Our non-degree options, which include a graduate-level certificate or individual courses, have somewhat relaxed requirements and standards compared to the MS program. As a result, these options are attractive for students preparing for a future graduate degree or who were unsuccessful in their CFRM MS applications.
Computational Finance Certificate
Applicants to a Computational Finance certificate program should prepare a one-page letter of application and provide a current resume and detailed academic history, including transcripts. No test scores or recommendation letters are required. International students do not require any kind of visa, as the certificate programs are fully online. Please apply on the CFRM website directly (linked below).
Students who are approved to enroll will be given instructions on how to complete the PCE application and registration process. Admitted students to the Computational Finance certificate who wish to reserve the option to apply up to 12 credits toward the CFRM-MS at a later date should complete a GNM application with the UW Graduate School.
Single Course Study
Please determine which course(s) you want to take and follow the instructions on the application page below (or via the “Apply Now” link above). As a reminder, applicants must meet all course prerequisites.

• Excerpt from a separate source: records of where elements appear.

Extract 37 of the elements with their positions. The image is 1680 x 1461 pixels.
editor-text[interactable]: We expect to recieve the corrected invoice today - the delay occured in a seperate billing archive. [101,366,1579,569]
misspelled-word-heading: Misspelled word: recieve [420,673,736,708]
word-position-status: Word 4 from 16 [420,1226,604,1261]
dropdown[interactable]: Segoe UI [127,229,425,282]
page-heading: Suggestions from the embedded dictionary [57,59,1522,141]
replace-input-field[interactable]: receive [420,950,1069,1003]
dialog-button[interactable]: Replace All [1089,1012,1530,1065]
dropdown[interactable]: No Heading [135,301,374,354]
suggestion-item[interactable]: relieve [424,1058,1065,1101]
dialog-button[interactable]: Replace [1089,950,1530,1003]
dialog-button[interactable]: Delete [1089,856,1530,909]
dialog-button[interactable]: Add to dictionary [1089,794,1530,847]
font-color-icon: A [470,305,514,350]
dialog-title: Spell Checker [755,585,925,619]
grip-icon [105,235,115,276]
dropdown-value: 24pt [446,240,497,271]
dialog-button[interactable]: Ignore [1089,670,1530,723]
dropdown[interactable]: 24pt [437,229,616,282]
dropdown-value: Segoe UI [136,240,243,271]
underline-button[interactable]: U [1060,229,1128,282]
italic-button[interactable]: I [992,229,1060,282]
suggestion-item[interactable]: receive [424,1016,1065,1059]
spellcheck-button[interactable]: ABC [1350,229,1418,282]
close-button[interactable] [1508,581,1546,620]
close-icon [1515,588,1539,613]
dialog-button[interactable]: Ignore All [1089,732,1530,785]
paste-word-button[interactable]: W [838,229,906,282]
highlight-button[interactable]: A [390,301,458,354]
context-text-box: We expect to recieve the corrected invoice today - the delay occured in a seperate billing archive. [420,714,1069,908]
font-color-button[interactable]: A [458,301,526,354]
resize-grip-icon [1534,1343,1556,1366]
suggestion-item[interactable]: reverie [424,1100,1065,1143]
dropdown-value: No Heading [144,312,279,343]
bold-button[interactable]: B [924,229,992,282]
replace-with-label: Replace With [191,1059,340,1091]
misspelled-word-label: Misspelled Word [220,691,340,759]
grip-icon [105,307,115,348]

Each course or certificate program listed on this website includes information on prerequisites. These are minimum requirements established by our faculty for students to have a fair chance of success in the course. The skills required should be recent and complete such that you retain a full working knowledge of the subject. Completion of a relevant course 10+ years ago, AP credit from a high school calculus course, basic “survey” courses or “calculus for business” classes do not constitute adequate preparation.
Prerequisites exist for your benefit, not that of the CFRM program. Dated or inadequate preparation results in students failing to complete the coursework or struggling beyond the level of a reasonable intellectual challenge.